As adults, when Penny and Primrose return to the house, now a museum, they discover that perhaps they are not the only ones who have seen “The Thing.” Together they read about the “Loathly Worm” that

had infested the countryside and had been killed more than once by scions of that house.

The book's description of the Worm seems very much like their memories of “The Thing,” and Primrose suddenly declares, “We saw that thing. When we were in the forest.” “Yes, we did,” Penny agrees. “We saw it.” Penny has never doubted her experience or her memory for an instant. “I remember all of it,” she says,

there isn't a bit of it I can manage to forget. Though I forget all sorts of things.

Primrose agrees that the memory has stuck in her mind, too, “like a tapeworm in your gut.” Both women admit that their recollection of “The Thing” has done them “no good.” This, too, suggests that “The Thing” is real, that Penny and Primrose actually saw it, because why would they cling so closely to a memory of something they merely made up, especially when they feel the negative power of their recollections?

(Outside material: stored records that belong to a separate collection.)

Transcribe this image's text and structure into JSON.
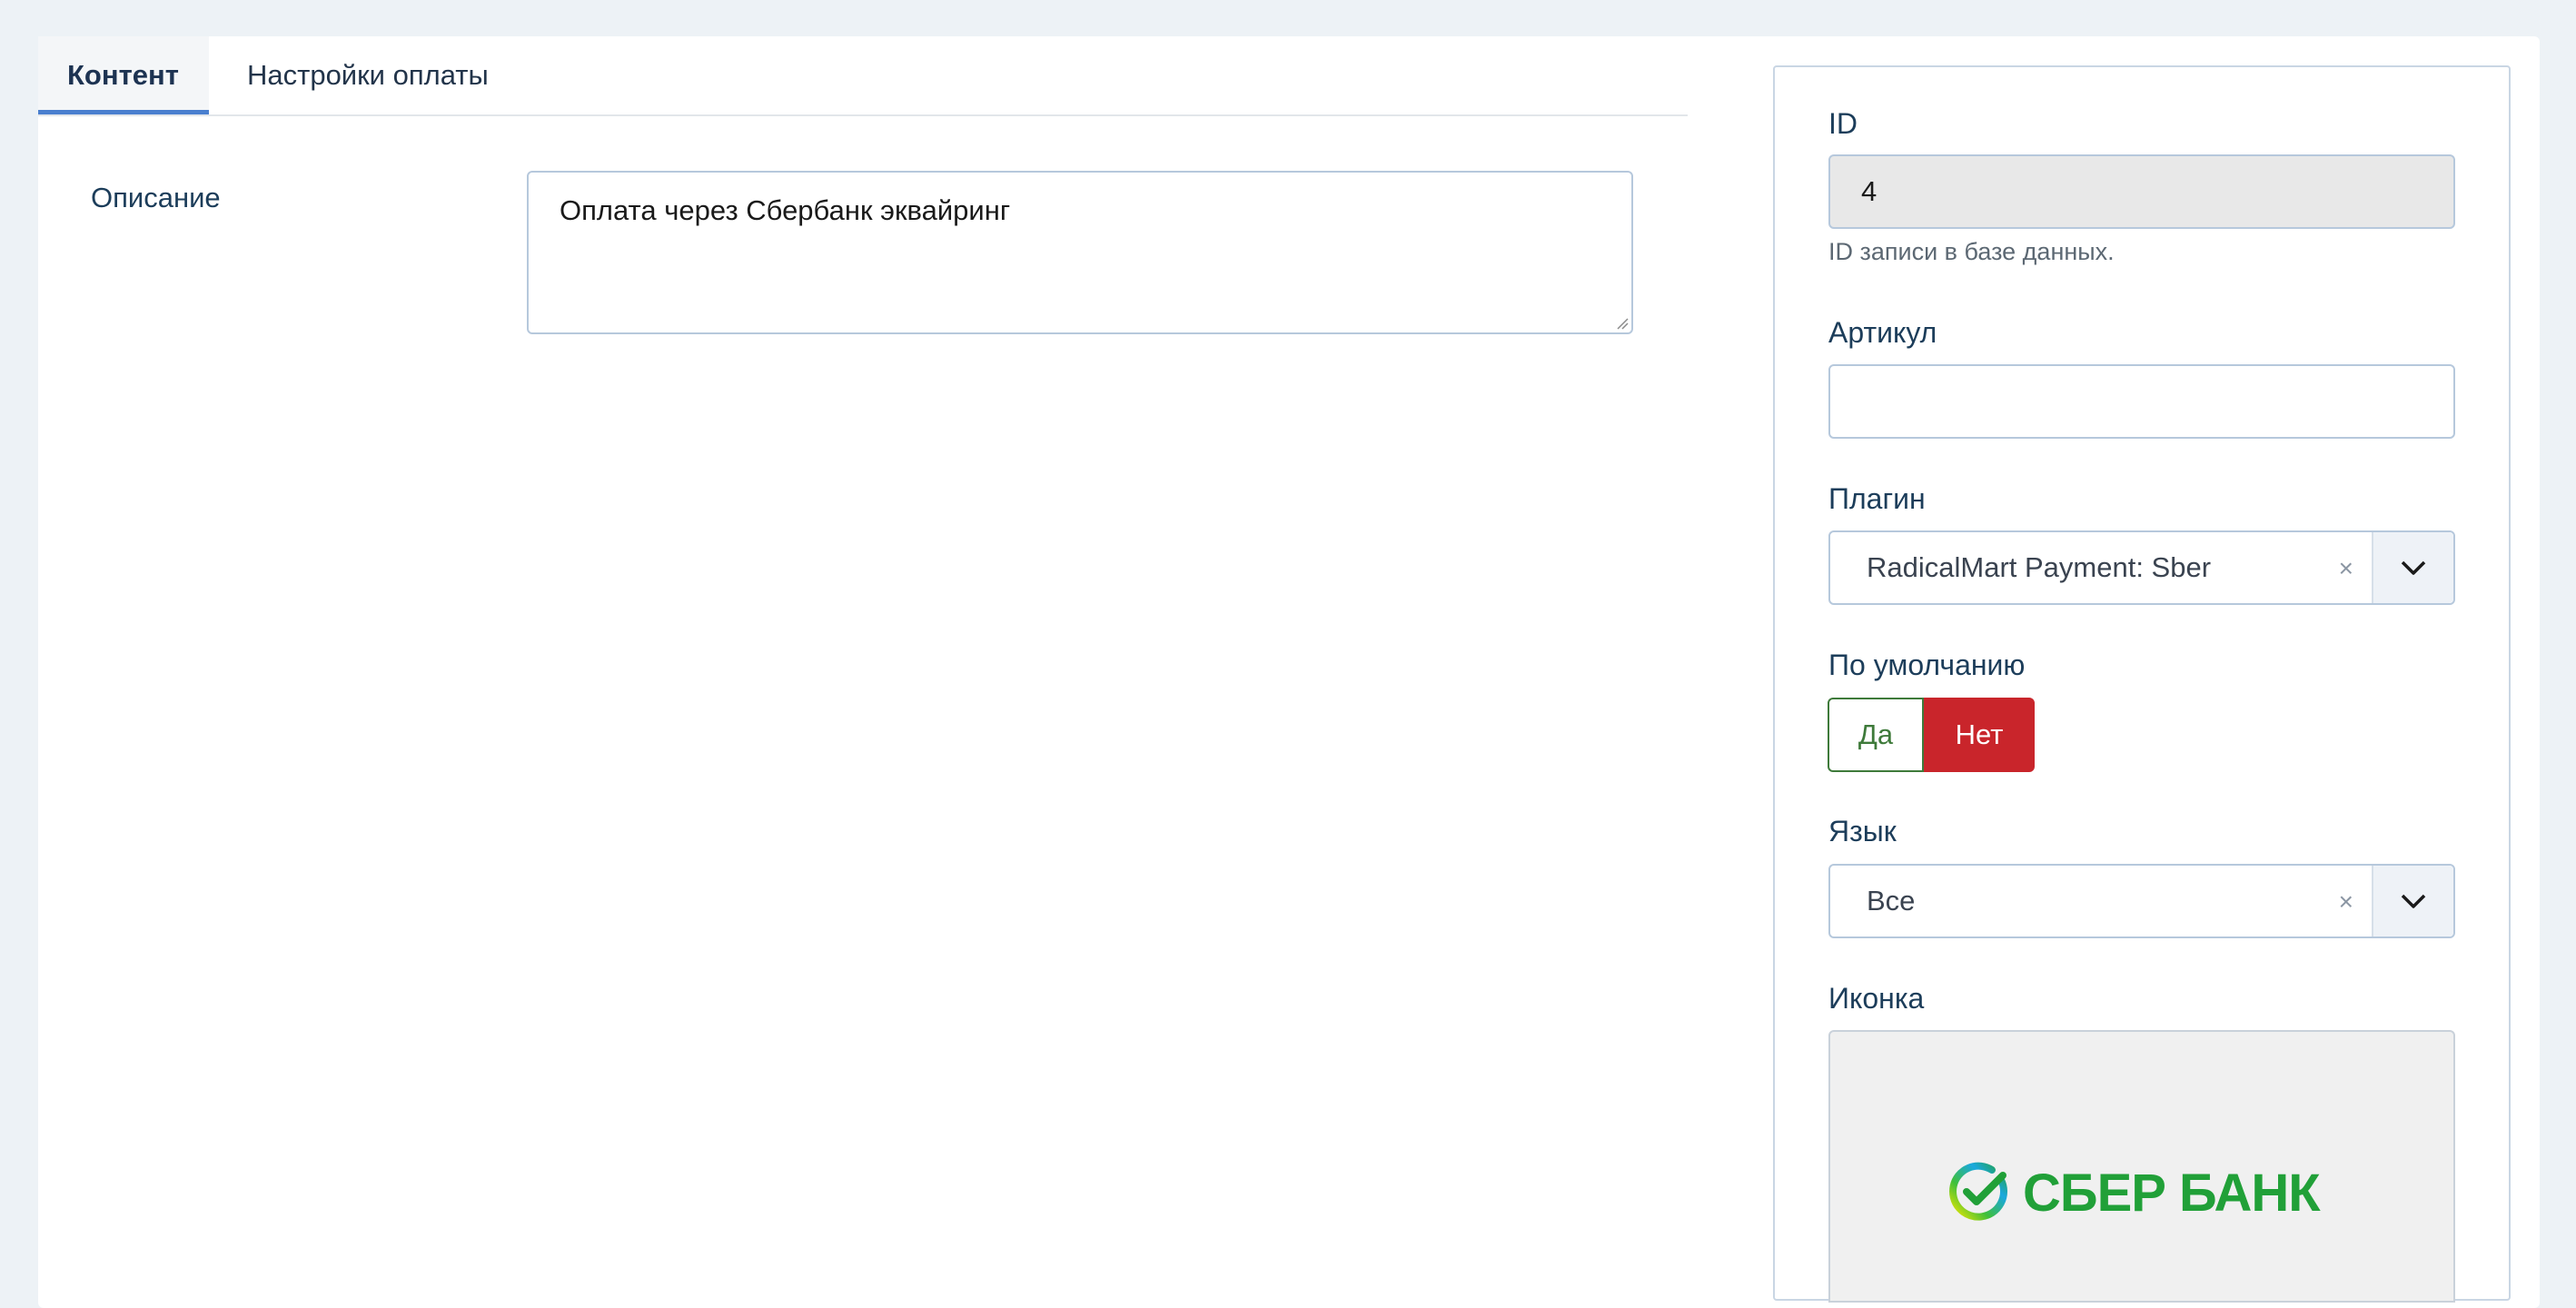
{
  "tabs": [
    {
      "label": "Контент",
      "active": true
    },
    {
      "label": "Настройки оплаты",
      "active": false
    }
  ],
  "content": {
    "description_label": "Описание",
    "description_value": "Оплата через Сбербанк эквайринг"
  },
  "sidebar": {
    "id": {
      "label": "ID",
      "value": "4",
      "hint": "ID записи в базе данных."
    },
    "sku": {
      "label": "Артикул",
      "value": ""
    },
    "plugin": {
      "label": "Плагин",
      "value": "RadicalMart Payment: Sber",
      "clear": "×"
    },
    "default": {
      "label": "По умолчанию",
      "yes": "Да",
      "no": "Нет",
      "selected": "no"
    },
    "language": {
      "label": "Язык",
      "value": "Все",
      "clear": "×"
    },
    "icon": {
      "label": "Иконка",
      "logo_text": "СБЕР БАНК",
      "logo_color": "#21a038"
    }
  },
  "colors": {
    "accent": "#4a7fcf",
    "danger": "#c9252b",
    "success": "#3e7a3a"
  }
}
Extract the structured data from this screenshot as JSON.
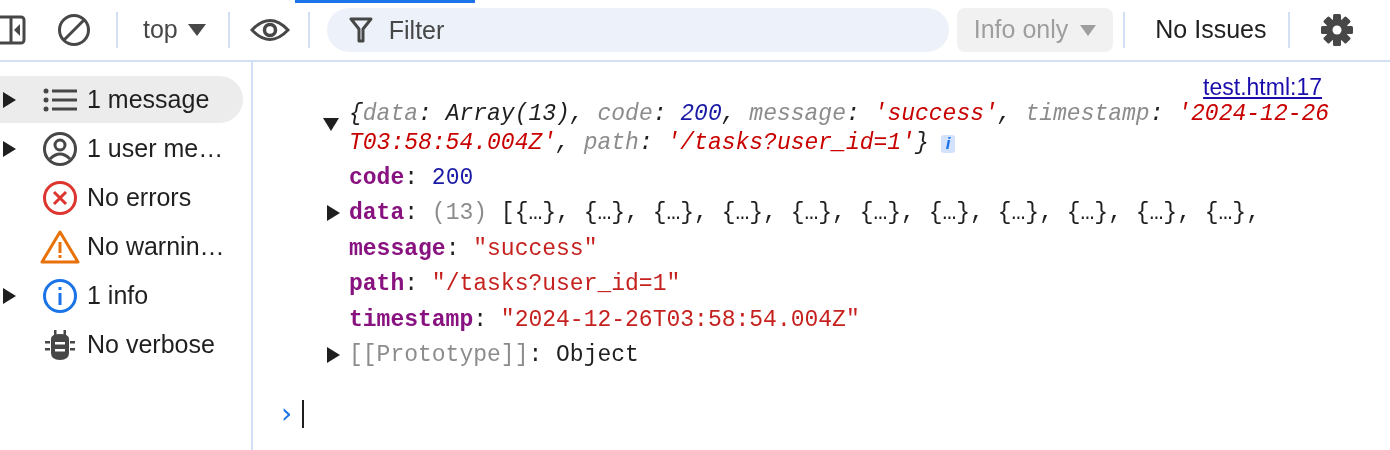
{
  "toolbar": {
    "context": "top",
    "filter": {
      "placeholder": "Filter"
    },
    "level": {
      "label": "Info only",
      "disabled": true
    },
    "issues": "No Issues"
  },
  "sidebar": {
    "items": [
      {
        "label": "1 message",
        "kind": "messages",
        "expandable": true,
        "selected": true
      },
      {
        "label": "1 user me…",
        "kind": "user",
        "expandable": true,
        "selected": false
      },
      {
        "label": "No errors",
        "kind": "error",
        "expandable": false,
        "selected": false
      },
      {
        "label": "No warnin…",
        "kind": "warning",
        "expandable": false,
        "selected": false
      },
      {
        "label": "1 info",
        "kind": "info",
        "expandable": true,
        "selected": false
      },
      {
        "label": "No verbose",
        "kind": "verbose",
        "expandable": false,
        "selected": false
      }
    ]
  },
  "console": {
    "source": "test.html:17",
    "summary": [
      {
        "kind": "punct",
        "text": "{"
      },
      {
        "kind": "key",
        "text": "data"
      },
      {
        "kind": "punct",
        "text": ": "
      },
      {
        "kind": "plain",
        "text": "Array(13)"
      },
      {
        "kind": "punct",
        "text": ", "
      },
      {
        "kind": "key",
        "text": "code"
      },
      {
        "kind": "punct",
        "text": ": "
      },
      {
        "kind": "number",
        "text": "200"
      },
      {
        "kind": "punct",
        "text": ", "
      },
      {
        "kind": "key",
        "text": "message"
      },
      {
        "kind": "punct",
        "text": ": "
      },
      {
        "kind": "string",
        "text": "'success'"
      },
      {
        "kind": "punct",
        "text": ", "
      },
      {
        "kind": "key",
        "text": "timestamp"
      },
      {
        "kind": "punct",
        "text": ": "
      },
      {
        "kind": "string",
        "text": "'2024-12-26T03:58:54.004Z'"
      },
      {
        "kind": "punct",
        "text": ", "
      },
      {
        "kind": "key",
        "text": "path"
      },
      {
        "kind": "punct",
        "text": ": "
      },
      {
        "kind": "string",
        "text": "'/tasks?user_id=1'"
      },
      {
        "kind": "punct",
        "text": "}"
      }
    ],
    "expanded": true,
    "badge": "i",
    "properties": [
      {
        "key": "code",
        "sep": ":",
        "value": "200",
        "kind": "number",
        "expandable": false
      },
      {
        "key": "data",
        "sep": ":",
        "count": "(13)",
        "value": "[{…}, {…}, {…}, {…}, {…}, {…}, {…}, {…}, {…}, {…}, {…},",
        "kind": "plain",
        "expandable": true
      },
      {
        "key": "message",
        "sep": ":",
        "value": "\"success\"",
        "kind": "string",
        "expandable": false
      },
      {
        "key": "path",
        "sep": ":",
        "value": "\"/tasks?user_id=1\"",
        "kind": "string",
        "expandable": false
      },
      {
        "key": "timestamp",
        "sep": ":",
        "value": "\"2024-12-26T03:58:54.004Z\"",
        "kind": "string",
        "expandable": false
      },
      {
        "key": "[[Prototype]]",
        "sep": ":",
        "value": "Object",
        "kind": "proto",
        "expandable": true
      }
    ],
    "prompt": "›"
  }
}
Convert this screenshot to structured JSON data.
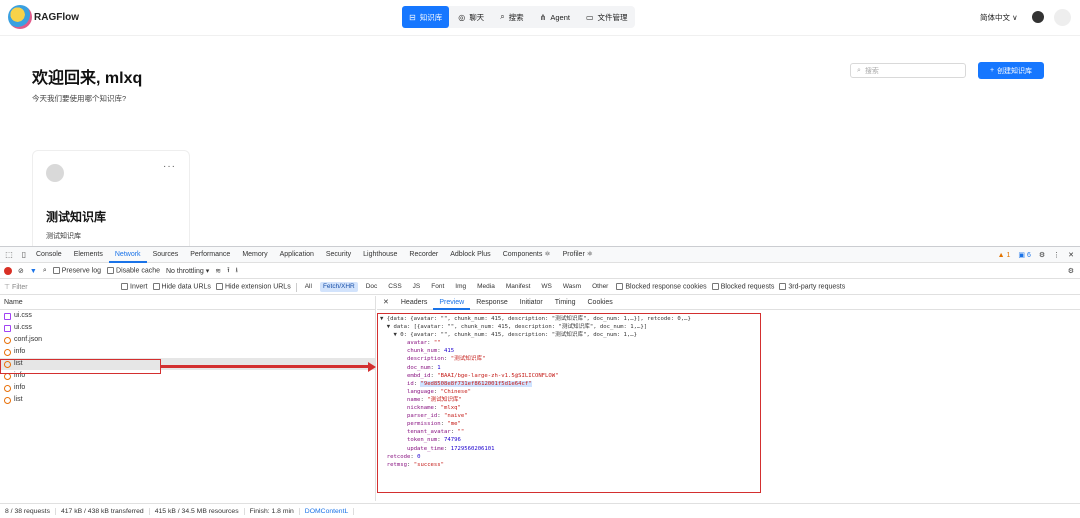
{
  "app": {
    "brand": "RAGFlow",
    "nav": [
      {
        "label": "知识库",
        "icon": "database-icon",
        "active": true
      },
      {
        "label": "聊天",
        "icon": "chat-icon",
        "active": false
      },
      {
        "label": "搜索",
        "icon": "search-icon",
        "active": false
      },
      {
        "label": "Agent",
        "icon": "agent-icon",
        "active": false
      },
      {
        "label": "文件管理",
        "icon": "folder-icon",
        "active": false
      }
    ],
    "language": "简体中文",
    "welcome": "欢迎回来, mlxq",
    "subtitle": "今天我们要使用哪个知识库?",
    "search_placeholder": "搜索",
    "create_label": "创建知识库",
    "card": {
      "title": "测试知识库",
      "description": "测试知识库"
    }
  },
  "devtools": {
    "tabs": [
      "Console",
      "Elements",
      "Network",
      "Sources",
      "Performance",
      "Memory",
      "Application",
      "Security",
      "Lighthouse",
      "Recorder",
      "Adblock Plus",
      "Components ⚛",
      "Profiler ⚛"
    ],
    "active_tab": "Network",
    "warn_count": "1",
    "info_count": "6",
    "toolbar": {
      "preserve_log": "Preserve log",
      "disable_cache": "Disable cache",
      "throttling": "No throttling"
    },
    "filter": {
      "placeholder": "Filter",
      "invert": "Invert",
      "hide_data_urls": "Hide data URLs",
      "hide_extension_urls": "Hide extension URLs",
      "types": [
        "All",
        "Fetch/XHR",
        "Doc",
        "CSS",
        "JS",
        "Font",
        "Img",
        "Media",
        "Manifest",
        "WS",
        "Wasm",
        "Other"
      ],
      "active_type": "Fetch/XHR",
      "blocked_cookies": "Blocked response cookies",
      "blocked_requests": "Blocked requests",
      "third_party": "3rd-party requests"
    },
    "name_header": "Name",
    "requests": [
      {
        "name": "ui.css",
        "type": "css"
      },
      {
        "name": "ui.css",
        "type": "css"
      },
      {
        "name": "conf.json",
        "type": "xhr"
      },
      {
        "name": "info",
        "type": "xhr"
      },
      {
        "name": "list",
        "type": "xhr",
        "selected": true
      },
      {
        "name": "info",
        "type": "xhr"
      },
      {
        "name": "info",
        "type": "xhr"
      },
      {
        "name": "list",
        "type": "xhr"
      }
    ],
    "detail_tabs": [
      "Headers",
      "Preview",
      "Response",
      "Initiator",
      "Timing",
      "Cookies"
    ],
    "active_detail_tab": "Preview",
    "preview": {
      "line1": "▼ {data: {avatar: \"\", chunk_num: 415, description: \"测试知识库\", doc_num: 1,…}], retcode: 0,…}",
      "line2": "  ▼ data: [{avatar: \"\", chunk_num: 415, description: \"测试知识库\", doc_num: 1,…}]",
      "line3": "    ▼ 0: {avatar: \"\", chunk_num: 415, description: \"测试知识库\", doc_num: 1,…}",
      "fields": [
        {
          "key": "avatar",
          "value": "\"\"",
          "kind": "s"
        },
        {
          "key": "chunk_num",
          "value": "415",
          "kind": "n"
        },
        {
          "key": "description",
          "value": "\"测试知识库\"",
          "kind": "s"
        },
        {
          "key": "doc_num",
          "value": "1",
          "kind": "n"
        },
        {
          "key": "embd_id",
          "value": "\"BAAI/bge-large-zh-v1.5@SILICONFLOW\"",
          "kind": "s"
        },
        {
          "key": "id",
          "value": "\"9ed8508e8f731ef8612001f5d1e64cf\"",
          "kind": "s",
          "highlight": true
        },
        {
          "key": "language",
          "value": "\"Chinese\"",
          "kind": "s"
        },
        {
          "key": "name",
          "value": "\"测试知识库\"",
          "kind": "s"
        },
        {
          "key": "nickname",
          "value": "\"mlxq\"",
          "kind": "s"
        },
        {
          "key": "parser_id",
          "value": "\"naive\"",
          "kind": "s"
        },
        {
          "key": "permission",
          "value": "\"me\"",
          "kind": "s"
        },
        {
          "key": "tenant_avatar",
          "value": "\"\"",
          "kind": "s"
        },
        {
          "key": "token_num",
          "value": "74796",
          "kind": "n"
        },
        {
          "key": "update_time",
          "value": "1729560206101",
          "kind": "n"
        }
      ],
      "retcode": "0",
      "retmsg": "\"success\""
    },
    "status": [
      "8 / 38 requests",
      "417 kB / 438 kB transferred",
      "415 kB / 34.5 MB resources",
      "Finish: 1.8 min",
      "DOMContentL"
    ]
  }
}
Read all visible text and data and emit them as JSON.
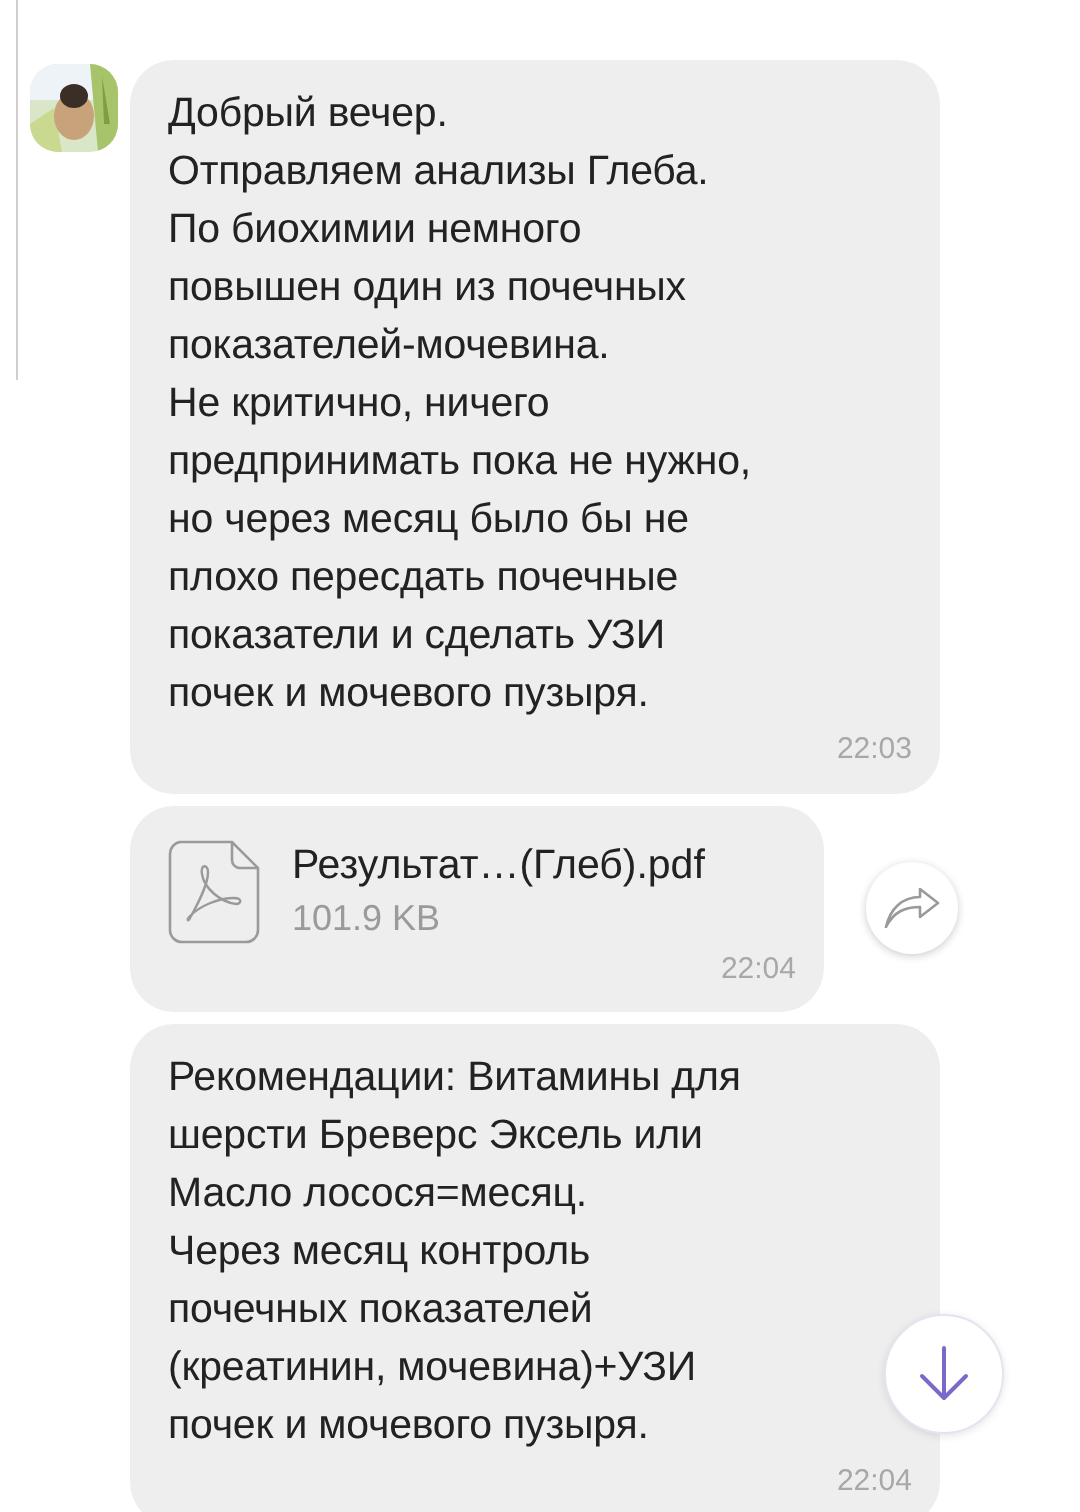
{
  "messages": [
    {
      "kind": "text",
      "text": "Добрый вечер.\nОтправляем анализы Глеба.\nПо биохимии немного\nповышен один из почечных\nпоказателей-мочевина.\nНе критично, ничего\nпредпринимать пока не нужно,\nно через месяц было бы не\nплохо пересдать почечные\nпоказатели и сделать УЗИ\nпочек и мочевого пузыря.",
      "time": "22:03"
    },
    {
      "kind": "file",
      "file_name": "Результат…(Глеб).pdf",
      "file_size": "101.9 KB",
      "time": "22:04"
    },
    {
      "kind": "text",
      "text": "Рекомендации: Витамины для\nшерсти Бреверс Эксель или\nМасло лосося=месяц.\nЧерез месяц контроль\nпочечных показателей\n(креатинин, мочевина)+УЗИ\nпочек и мочевого пузыря.",
      "time": "22:04"
    }
  ]
}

Yet is “The Thing” real? The story never says so explicitly. In fact, it includes other evidence that make us readers doubt whether the two girls in the forest actually see such a hideous creature. The narrator compares the girls' experience to dreams, speaking first of the bits and pieces of recollections from their time as evacuees that the girls carry into womanhood. These are small things. Primrose remembers milk, Penny a woman's empty corsets hanging on a clothesline. But the memories they have of “The Thing,” the narrator continues, are most like those remembered from

very few dreams—almost all nightmares—that have the quality of life itself.

Perhaps, the narrator suggests, the sensory details of their memories are a little too vivid, a bit too precise, rather too detailed to be real. They are more like the remnants of an especially vivid dream.

Also, when the women return to the forest many years later, they do not see “The Thing.” Primrose sits in a clearing, remembering her life but not really focusing on “The Thing.” Instead, she allows the details of her life to roll over her as she reflects on the meaning of all that has passed. Penny takes a more observant stance. She notices things that might suggest the passing of “The Thing,” broken plants, little pieces of fur, even some newsprint and cotton, but none of those prove that “The Thing” had been there. She notices other debris, too, and even some small bones that might be human (the unfortunate Alys?), or perhaps not, perhaps those of a fox or a badger. Nothing proves the existence of “The Thing.” Penny does think that she hears something, smells something, perhaps even sees the outline of something, but just as quickly, the experience is gone.

So is “The Thing” real or not? The story never tells us. We readers are left to decide for ourselves. Is “The Thing” a product of the overactive imaginations of two frightened little girls? Or is it still in the forest, waiting for someone else to witness its horror?